Cimetière de la Madeleine is also the name of a cemetery in Amiens
Madeleine Cemetery (in French known as Cimetière de la Madeleine) is a former cemetery in the 8th arrondissement of Paris and was one of the four cemeteries (the others being Errancis Cemetery, Picpus Cemetery and the Cemetery of Saint Margaret) used to dispose of the corpses of guillotine victims during the French Revolution.
In 1720, the parish of Sainte-Madeleine de la Ville-l’Évêque bought a piece of land of approximately 45x19m destined to become the third cemetery of the parish. It became known as the Madeleine Cemetery. The cemetery was closed on March 25, 1794, reputedly because it was full, but maybe for sanitary reasons, as it was located in an affluent part of Paris.

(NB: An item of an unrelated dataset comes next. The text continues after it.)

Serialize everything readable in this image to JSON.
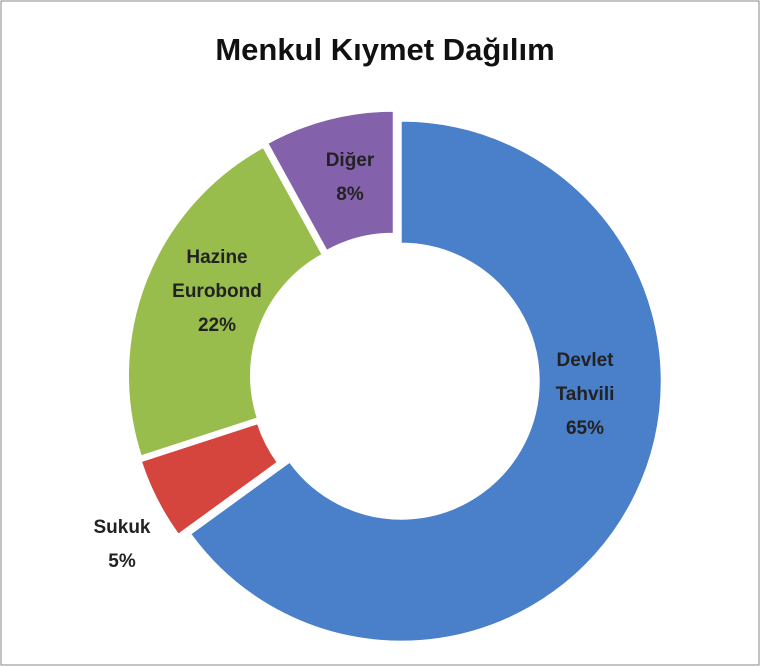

Major interments were the 133 victims of the firework celebration of the marriage of the Dauphin (the future Louis XVI) to Marie Antoinette of Habsburg-Lorraine on May 30, 1770 and that of the Swiss Guards who were massacred in the Tuileries, August 10, 1792.
The day after the execution of the "Hébertists" the cemetery was closed and became private land. The beheaded corpses (victims of the guillotine) were then taken to what was to become the Errancis Cemetery (it remained open for three years but is now also gone).
The land was sold to a stonemason. On June 3, 1802, the land in which the bodies lay, was bought by Pierre-Louis Olivier Desclozeaux, a royalist magistrate, who had lived adjacent to the cemetery (now Square Louis XVI)[1] since 1789. Desclozeaux had taken note of the sites where the King and Queen were buried and reputedly surrounded them with a hedge, two weeping willows, and cypress trees.